Alberto agradeceu e perguntou ao pai e ao Dr. Charles que com eles estava:
_ Posso deixar com os senhores?...
_ Pode, sim!... ? Disse o Dr. Charles. ? Mas podemos convidar os Secretários de Administração e de Fazenda, para ajudar?...
_ Por mim, tudo bem. Mas eles estão bem ligados ao Claudino!...
_ Tá bom. Vamos conversar, pra ver!... Pode ir tranqüilo!...
_ Obrigado!... É um pouco tarde, mas sugiro que iniciem imediatamente. Papai vem trabalhando nisso e podem seguir de onde ele está. Não vou interferir no serviço dos senhores. Só uma advertência, se forem trabalhar à noite, não deixem de pedir segurança. O salafrário tem uma chave e acho que ele gosta de entrar aqui pelos fundos!...
_ Mas nos fundos só tem quintais?!...
_ E tem proteção melhor?...
_ E os cachorros do...
_ São os melhores guardiães. Tem proteção melhor?...
A capacidade dedutiva do rapaz era incontestável e não quiseram discutir. Decidiram começar o levantamento e para se orientar, o prefeito perguntou:
_ Qual deve ser o objetivo das buscas?...
_ O mais claro de todos. Saber como desviaram tanto dinheiro e o Tribunal de Contas não tomou conhecimento, apesar da fiscalização dos vereadores?!...
_ Então, o mais certo é falar com o Claudino. Ele é o contador!...
_ É a pessoa menos indicada. Se houve fraude, o Claudino é a pessoa certa pra ter cometido. Vamos procurar o erro e depois cobrar as responsabilidades. Mas não é mais um problema meu. Se eu for me envolver com ele, o oceano de papéis de depoimentos ficará tão revolto que não haverá bom capitão pra me salvar!... ? Levantou-se e perguntou:
_ Papai, o senhor vai pra casa ou vai começar o serviço?...
_ Com o canto de parede que você deu, não tenho outra alternativa. Armei um bom roteiro e logo que a comissão ficar definida, passarei os dados!...
_ Tá!... Vou tomar um banho, jantar e dar uma descansada. Por volta das onze, vou esperar o Dr. Carlos Morales com a família e o sargento. Os senhores também irão?...
_ Vou ajudar no levantamento. Se tiver uma folga, vou dar um jeito. Se eu não for, por favor, dê os meus cumprimentos e diga que amanhã terei prazer em recebê-los para o almoço em minha casa. Os senhores e o sargento estão convidados. Quero aproveitar essa reunião para tomarmos algumas posições. Como o Sr. Bonifácio deverá estar de manhã com o Dr. Carlos , chame-o também!...

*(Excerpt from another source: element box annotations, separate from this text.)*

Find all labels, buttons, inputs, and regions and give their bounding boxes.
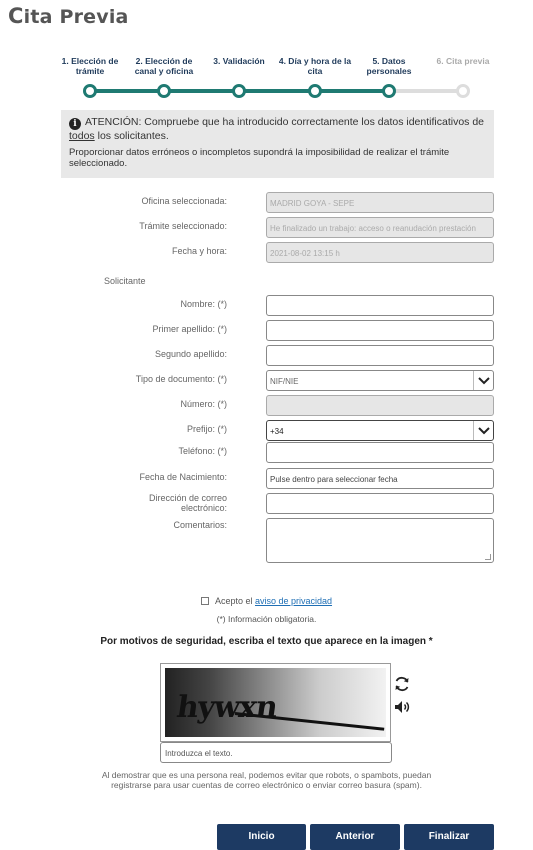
apellido1-label: Primer apellido: (*) xyxy=(152,324,227,334)
fecha-hora-row: Fecha y hora: 2021-08-02 13:15 h xyxy=(0,242,533,264)
inicio-button[interactable]: Inicio xyxy=(217,824,306,850)
email-label: Dirección de correo electrónico: xyxy=(148,493,227,513)
prefijo-label: Prefijo: (*) xyxy=(186,424,227,434)
obligatory-note: (*) Información obligatoria. xyxy=(216,614,317,624)
step-5-label: 5. Datos personales xyxy=(366,56,412,76)
step-6-label: 6. Cita previa xyxy=(436,56,490,66)
comentarios-textarea[interactable] xyxy=(266,518,494,563)
chevron-down-icon xyxy=(473,421,493,440)
nacimiento-row: Fecha de Nacimiento: Pulse dentro para s… xyxy=(0,468,533,490)
privacy-link[interactable]: aviso de privacidad xyxy=(255,596,332,606)
step-6-dot xyxy=(456,84,470,98)
step-5-dot xyxy=(382,84,396,98)
privacy-text: Acepto el xyxy=(214,596,255,606)
tipodoc-select[interactable]: NIF/NIE xyxy=(266,370,494,391)
comentarios-label: Comentarios: xyxy=(173,520,227,530)
step-1-dot xyxy=(83,84,97,98)
nacimiento-input[interactable]: Pulse dentro para seleccionar fecha xyxy=(266,468,494,489)
apellido1-row: Primer apellido: (*) xyxy=(0,320,533,342)
prefijo-row: Prefijo: (*) +34 xyxy=(0,420,533,442)
tipodoc-value: NIF/NIE xyxy=(270,377,299,386)
step-2-label: 2. Elección de canal y oficina xyxy=(134,56,194,76)
steps-remaining-line xyxy=(390,89,464,93)
fecha-hora-label: Fecha y hora: xyxy=(171,246,227,256)
numero-label: Número: (*) xyxy=(180,399,227,409)
step-4-label: 4. Día y hora de la cita xyxy=(278,56,352,76)
captcha-note: Al demostrar que es una persona real, po… xyxy=(101,770,432,790)
captcha-text: hywxn xyxy=(174,690,280,725)
oficina-field: MADRID GOYA - SEPE xyxy=(266,192,494,213)
prefijo-value: +34 xyxy=(270,427,284,436)
anterior-button[interactable]: Anterior xyxy=(310,824,400,850)
oficina-row: Oficina seleccionada: MADRID GOYA - SEPE xyxy=(0,192,533,214)
nombre-label: Nombre: (*) xyxy=(180,299,227,309)
nombre-input[interactable] xyxy=(266,295,494,316)
step-3-label: 3. Validación xyxy=(213,56,265,66)
resize-handle[interactable] xyxy=(485,554,491,560)
notice-line-2: Proporcionar datos erróneos o incompleto… xyxy=(69,147,450,169)
numero-row: Número: (*) xyxy=(0,395,533,417)
apellido2-input[interactable] xyxy=(266,345,494,366)
apellido1-input[interactable] xyxy=(266,320,494,341)
nombre-row: Nombre: (*) xyxy=(0,295,533,317)
speaker-icon[interactable] xyxy=(392,697,412,717)
oficina-label: Oficina seleccionada: xyxy=(141,196,227,206)
tipodoc-row: Tipo de documento: (*) NIF/NIE xyxy=(0,370,533,392)
apellido2-label: Segundo apellido: xyxy=(154,349,227,359)
nacimiento-label: Fecha de Nacimiento: xyxy=(139,472,227,482)
solicitante-heading: Solicitante xyxy=(104,276,146,286)
telefono-label: Teléfono: (*) xyxy=(178,446,227,456)
page-title: Cita Previa xyxy=(8,4,129,28)
prefijo-select[interactable]: +34 xyxy=(266,420,494,441)
step-3-dot xyxy=(232,84,246,98)
email-row: Dirección de correo electrónico: xyxy=(0,493,533,515)
telefono-row: Teléfono: (*) xyxy=(0,442,533,464)
tipodoc-label: Tipo de documento: (*) xyxy=(135,374,227,384)
tramite-label: Trámite seleccionado: xyxy=(139,221,227,231)
step-4-dot xyxy=(308,84,322,98)
step-1-label: 1. Elección de trámite xyxy=(61,56,119,76)
privacy-row: Acepto el aviso de privacidad xyxy=(0,596,533,606)
captcha-image: hywxn xyxy=(160,663,391,742)
notice-line-1: i ATENCIÓN: Compruebe que ha introducido … xyxy=(69,116,485,142)
captcha-title: Por motivos de seguridad, escriba el tex… xyxy=(100,636,433,647)
captcha-input[interactable]: Introduzca el texto. xyxy=(160,742,392,763)
step-2-dot xyxy=(157,84,171,98)
progress-steps: 1. Elección de trámite 2. Elección de ca… xyxy=(62,56,496,98)
finalizar-button[interactable]: Finalizar xyxy=(404,824,494,850)
tramite-row: Trámite seleccionado: He finalizado un t… xyxy=(0,217,533,239)
attention-notice: i ATENCIÓN: Compruebe que ha introducido … xyxy=(61,110,494,178)
telefono-input[interactable] xyxy=(266,442,494,463)
tramite-field: He finalizado un trabajo: acceso o reanu… xyxy=(266,217,494,238)
privacy-checkbox[interactable] xyxy=(200,597,209,605)
info-icon: i xyxy=(69,118,81,130)
numero-input[interactable] xyxy=(266,395,494,416)
refresh-icon[interactable] xyxy=(392,674,412,694)
apellido2-row: Segundo apellido: xyxy=(0,345,533,367)
chevron-down-icon xyxy=(473,371,493,390)
email-input[interactable] xyxy=(266,493,494,514)
notice-todos: todos xyxy=(69,130,95,142)
fecha-hora-field: 2021-08-02 13:15 h xyxy=(266,242,494,263)
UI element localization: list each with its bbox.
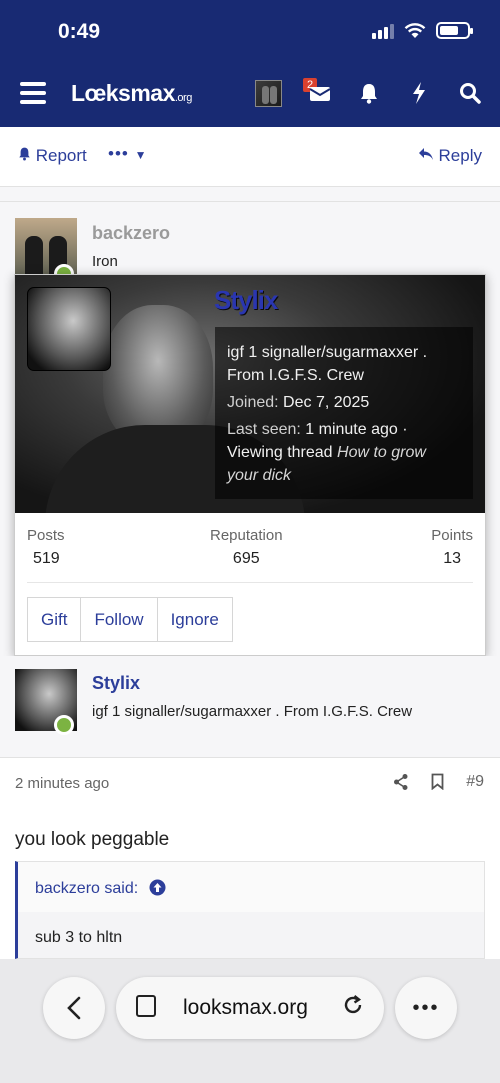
- address-bar[interactable]: looksmax.org: [116, 977, 384, 1039]
- more-label: •••: [108, 144, 129, 163]
- nav-bar: Lœksmax.org 2: [0, 72, 500, 116]
- stat-points[interactable]: Points 13: [431, 527, 473, 568]
- stat-value: 519: [33, 550, 60, 567]
- menu-icon[interactable]: [20, 82, 46, 104]
- battery-icon: [436, 22, 473, 39]
- quote-header[interactable]: backzero said:: [18, 862, 484, 912]
- post-number[interactable]: #9: [466, 773, 484, 791]
- stat-value: 695: [232, 550, 260, 567]
- site-logo[interactable]: Lœksmax.org: [71, 80, 192, 107]
- app-header: 0:49 Lœksmax.org 2: [0, 0, 500, 127]
- reply-button[interactable]: Reply: [418, 146, 482, 166]
- status-time: 0:49: [58, 20, 101, 43]
- joined-row: Joined: Dec 7, 2025: [227, 391, 461, 414]
- report-button[interactable]: Report: [18, 146, 87, 166]
- last-seen-label: Last seen:: [227, 421, 301, 438]
- more-menu-button[interactable]: ••• ▼: [108, 144, 147, 164]
- member-stats: Posts 519 Reputation 695 Points 13: [27, 527, 473, 583]
- online-indicator: [54, 715, 74, 735]
- quote-text: sub 3 to hltn: [35, 929, 123, 946]
- bookmark-icon[interactable]: [431, 773, 444, 790]
- cellular-signal-icon: [372, 23, 394, 39]
- user-avatar[interactable]: [255, 80, 282, 107]
- search-icon[interactable]: [459, 82, 481, 104]
- member-info-panel: igf 1 signaller/sugarmaxxer . From I.G.F…: [215, 327, 473, 499]
- username[interactable]: Stylix: [92, 673, 140, 694]
- last-seen-row: Last seen: 1 minute ago ·: [227, 418, 461, 441]
- stat-label: Posts: [27, 527, 65, 544]
- quote-author: backzero said:: [35, 880, 139, 897]
- stat-reputation[interactable]: Reputation 695: [210, 527, 283, 568]
- browser-more-button[interactable]: •••: [395, 977, 457, 1039]
- post-meta-row: 2 minutes ago #9: [0, 757, 500, 809]
- share-icon[interactable]: [393, 773, 409, 791]
- joined-label: Joined:: [227, 394, 279, 411]
- browser-toolbar: looksmax.org •••: [0, 959, 500, 1083]
- chevron-left-icon: [67, 996, 81, 1020]
- username[interactable]: backzero: [92, 223, 170, 244]
- reply-icon: [418, 148, 433, 160]
- activity-prefix: Viewing thread: [227, 444, 333, 461]
- stat-posts[interactable]: Posts 519: [27, 527, 65, 568]
- member-tooltip-card: Stylix igf 1 signaller/sugarmaxxer . Fro…: [14, 274, 486, 656]
- member-title: igf 1 signaller/sugarmaxxer . From I.G.F…: [227, 344, 428, 384]
- bell-icon[interactable]: [359, 82, 379, 104]
- reply-label: Reply: [438, 146, 482, 165]
- last-seen-value: 1 minute ago ·: [305, 421, 408, 438]
- post-meta-actions: #9: [393, 773, 484, 791]
- arrow-up-circle-icon: [149, 879, 166, 896]
- browser-more-label: •••: [412, 996, 440, 1019]
- post-body: you look peggable backzero said: sub 3 t…: [0, 809, 500, 959]
- wifi-icon: [404, 22, 426, 38]
- reload-icon[interactable]: [342, 994, 364, 1016]
- member-username[interactable]: Stylix: [214, 285, 278, 316]
- member-avatar[interactable]: [27, 287, 111, 371]
- url-text: looksmax.org: [183, 996, 308, 1019]
- bell-icon: [19, 147, 30, 161]
- gift-button[interactable]: Gift: [27, 597, 82, 642]
- quote-block: backzero said: sub 3 to hltn: [15, 861, 485, 959]
- inbox-icon[interactable]: [309, 84, 331, 102]
- page-menu-icon[interactable]: [136, 995, 156, 1017]
- user-rank: Iron: [92, 253, 118, 270]
- post-timestamp[interactable]: 2 minutes ago: [15, 775, 109, 792]
- activity-row: Viewing thread How to grow your dick: [227, 441, 461, 487]
- member-action-buttons: Gift Follow Ignore: [27, 597, 233, 642]
- stat-value: 13: [443, 550, 461, 567]
- stat-label: Points: [431, 527, 473, 544]
- ignore-button[interactable]: Ignore: [156, 597, 233, 642]
- report-label: Report: [35, 146, 87, 165]
- post-header-stylix: Stylix igf 1 signaller/sugarmaxxer . Fro…: [0, 656, 500, 756]
- post-action-bar: Report ••• ▼ Reply: [0, 127, 500, 187]
- post-message: you look peggable: [15, 829, 170, 850]
- logo-suffix: .org: [174, 92, 192, 104]
- lightning-icon[interactable]: [411, 81, 427, 105]
- back-button[interactable]: [43, 977, 105, 1039]
- follow-button[interactable]: Follow: [80, 597, 158, 642]
- joined-value: Dec 7, 2025: [283, 394, 370, 411]
- stat-label: Reputation: [210, 527, 283, 544]
- chevron-down-icon: ▼: [134, 148, 148, 162]
- status-icons: [372, 22, 473, 39]
- user-rank: igf 1 signaller/sugarmaxxer . From I.G.F…: [92, 703, 413, 720]
- logo-text: Lœksmax: [71, 80, 175, 106]
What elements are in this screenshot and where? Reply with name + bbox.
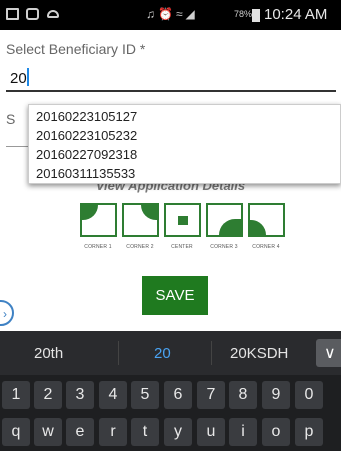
wifi-icon: ≈ <box>175 7 186 21</box>
number-row: 1 2 3 4 5 6 7 8 9 0 <box>0 378 341 410</box>
signal-icon: ◢ <box>185 7 198 21</box>
key-0[interactable]: 0 <box>295 381 323 409</box>
second-field-label: S <box>6 111 16 127</box>
corner-3-label: CORNER 3 <box>210 244 238 250</box>
center-label: CENTER <box>171 244 193 250</box>
key-w[interactable]: w <box>34 418 62 446</box>
key-8[interactable]: 8 <box>229 381 257 409</box>
corner-3-button[interactable] <box>206 203 243 237</box>
suggestion-item[interactable]: 20160223105127 <box>29 107 340 126</box>
keyboard-suggestion[interactable]: 20KSDH <box>230 345 288 362</box>
corner-2-icon <box>141 205 157 220</box>
photo-corners: CORNER 1 CORNER 2 CENTER CORNER 3 CORNER… <box>80 203 290 263</box>
suggestion-item[interactable]: 20160223105232 <box>29 126 340 145</box>
notification-icons: ♫⏰≈◢ <box>146 7 198 21</box>
letter-row: q w e r t y u i o p <box>0 415 341 447</box>
battery-icon <box>252 9 260 22</box>
center-button[interactable] <box>164 203 201 237</box>
key-p[interactable]: p <box>295 418 323 446</box>
mute-icon: ♫ <box>146 7 158 21</box>
key-7[interactable]: 7 <box>197 381 225 409</box>
battery-percent: 78% <box>234 9 253 19</box>
key-u[interactable]: u <box>197 418 225 446</box>
key-9[interactable]: 9 <box>262 381 290 409</box>
side-drawer-handle[interactable]: › <box>0 300 14 326</box>
save-button[interactable]: SAVE <box>142 276 208 315</box>
chevron-right-icon: › <box>3 307 7 321</box>
key-r[interactable]: r <box>99 418 127 446</box>
suggestion-item[interactable]: 20160227092318 <box>29 145 340 164</box>
status-time: 10:24 AM <box>264 6 328 23</box>
key-o[interactable]: o <box>262 418 290 446</box>
app-screen: ♫⏰≈◢ 78% 10:24 AM Select Beneficiary ID … <box>0 0 341 451</box>
beneficiary-input[interactable] <box>6 62 336 92</box>
key-t[interactable]: t <box>131 418 159 446</box>
soft-keyboard: 20th 20 20KSDH ∨ 1 2 3 4 5 6 7 8 9 0 q w… <box>0 331 341 451</box>
corner-4-label: CORNER 4 <box>252 244 280 250</box>
key-6[interactable]: 6 <box>164 381 192 409</box>
chevron-down-icon: ∨ <box>324 345 336 362</box>
text-cursor <box>27 68 29 86</box>
key-2[interactable]: 2 <box>34 381 62 409</box>
beneficiary-suggestions: 20160223105127 20160223105232 2016022709… <box>28 104 341 184</box>
suggestion-item[interactable]: 20160311135533 <box>29 164 340 183</box>
corner-4-icon <box>250 220 266 235</box>
key-i[interactable]: i <box>229 418 257 446</box>
message-icon <box>26 8 39 20</box>
key-y[interactable]: y <box>164 418 192 446</box>
corner-2-button[interactable] <box>122 203 159 237</box>
key-5[interactable]: 5 <box>131 381 159 409</box>
corner-1-label: CORNER 1 <box>84 244 112 250</box>
gallery-icon <box>6 8 19 20</box>
status-bar: ♫⏰≈◢ 78% 10:24 AM <box>0 0 341 30</box>
corner-1-button[interactable] <box>80 203 117 237</box>
key-q[interactable]: q <box>2 418 30 446</box>
keyboard-suggestion-bar: 20th 20 20KSDH ∨ <box>0 331 341 375</box>
key-1[interactable]: 1 <box>2 381 30 409</box>
suggestion-divider <box>118 341 119 365</box>
key-e[interactable]: e <box>66 418 94 446</box>
key-3[interactable]: 3 <box>66 381 94 409</box>
corner-3-icon <box>219 219 241 235</box>
corner-4-button[interactable] <box>248 203 285 237</box>
voicemail-icon <box>47 10 59 18</box>
beneficiary-label: Select Beneficiary ID * <box>6 41 146 57</box>
suggestion-divider <box>211 341 212 365</box>
keyboard-suggestion[interactable]: 20th <box>34 345 63 362</box>
keyboard-suggestion[interactable]: 20 <box>154 345 171 362</box>
key-4[interactable]: 4 <box>99 381 127 409</box>
center-icon <box>178 216 188 225</box>
corner-1-icon <box>82 205 98 220</box>
alarm-icon: ⏰ <box>158 7 176 21</box>
corner-2-label: CORNER 2 <box>126 244 154 250</box>
keyboard-collapse-button[interactable]: ∨ <box>316 339 341 367</box>
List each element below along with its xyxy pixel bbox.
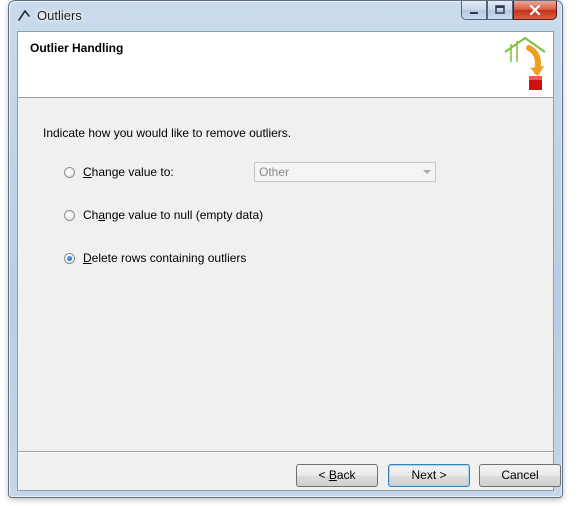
caption-buttons xyxy=(461,1,557,21)
option-change-value[interactable]: Change value to: xyxy=(64,165,174,179)
footer-separator xyxy=(18,451,553,453)
radio-delete-rows[interactable] xyxy=(64,252,75,264)
data-transform-icon xyxy=(504,36,546,90)
option-change-to-null[interactable]: Change value to null (empty data) xyxy=(64,208,263,222)
next-button[interactable]: Next > xyxy=(388,464,470,487)
radio-change-to-null[interactable] xyxy=(64,209,75,221)
page-title: Outlier Handling xyxy=(30,41,124,55)
replacement-value-combo[interactable]: Other xyxy=(254,162,436,182)
dialog-window: Outliers Outlier Handling Indicate how y… xyxy=(8,0,563,498)
instruction-text: Indicate how you would like to remove ou… xyxy=(43,126,292,140)
title-bar[interactable]: Outliers xyxy=(9,1,562,31)
option-delete-rows-label: Delete rows containing outliers xyxy=(83,251,247,265)
wizard-client-area: Outlier Handling Indicate how you would … xyxy=(17,31,561,491)
close-button[interactable] xyxy=(513,1,557,20)
chevron-down-icon xyxy=(423,170,431,174)
cancel-button[interactable]: Cancel xyxy=(479,464,561,487)
back-button[interactable]: < Back xyxy=(296,464,378,487)
option-delete-rows[interactable]: Delete rows containing outliers xyxy=(64,251,246,265)
wizard-app-icon xyxy=(18,10,30,21)
close-icon xyxy=(529,5,541,15)
option-change-value-label: Change value to: xyxy=(83,165,174,179)
minimize-button[interactable] xyxy=(461,1,487,20)
maximize-button[interactable] xyxy=(487,1,513,20)
maximize-icon xyxy=(495,5,505,14)
option-change-to-null-label: Change value to null (empty data) xyxy=(83,208,264,222)
radio-change-value[interactable] xyxy=(64,166,75,178)
wizard-header: Outlier Handling xyxy=(18,32,553,98)
window-title: Outliers xyxy=(37,8,82,23)
replacement-value-text: Other xyxy=(259,165,290,179)
minimize-icon xyxy=(470,12,478,14)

Na deixa, o farmacêutico e o engenheiro disseram:
_ Obrigado pelo convite, e dê-lhes meus cumprimentos!...
_ Amanhã, teremos muito prazer em falar-lhes!...
Após o jantar, Alberto lembrou-se de que ainda era um jovem enamorado, e sorriu. Apanhou a guitarra e foi encontrar uma namorada meio desiludida, na certeza de que seria mais uma noite de espera em que ele não ia aparecer. Ao vê-lo, seu rosto triste abriu-se num sorriso e, de um salto, cobriu a curta distância que os separava, e o abraçou.
_ Oh, Beto! Pensei que hoje seria mais uma das noites horríveis que tenho passado, sem esperança de ver você. Mas vendo a guitarra, acho que vamos ter uma maravilhosa noite. Vamos ver o pessoal, na praça?...
_ Vamos, sim!... Só que a partir das onze horas, vou esperar o dono da ENGETEC, que está vindo aí, com a família e o sargento Argolo!...
_ Mas, o que é que você tem a ver com eles?...
_ Hoje, prendemos um caminhão deles, carregado de contrabando, e ele está vindo apurar. Amanhã, você vai conhecê-los. O seu pai convidou pra almoçar, aqui. O meu pai, o Dr. Charles, o Dr. Carlos, a esposa, a filha, o Sr. Bonifácio e o sargento!...
_ E você, não vem?...
_ Não sei... O que você acha?... Vai me convidar?...
_ Acho que meu pai não ia deixar você de fora, não é?...
_ Sei lá?!... O que você acha?... Vai me convidar?...
Encerraram a brincadeira com um beijo e saíram de mãos dadas, para a praça, onde se encontrava a turma de todas as noites, como se os grandes problemas de Serra Dourada e do mundo houvessem desaparecido.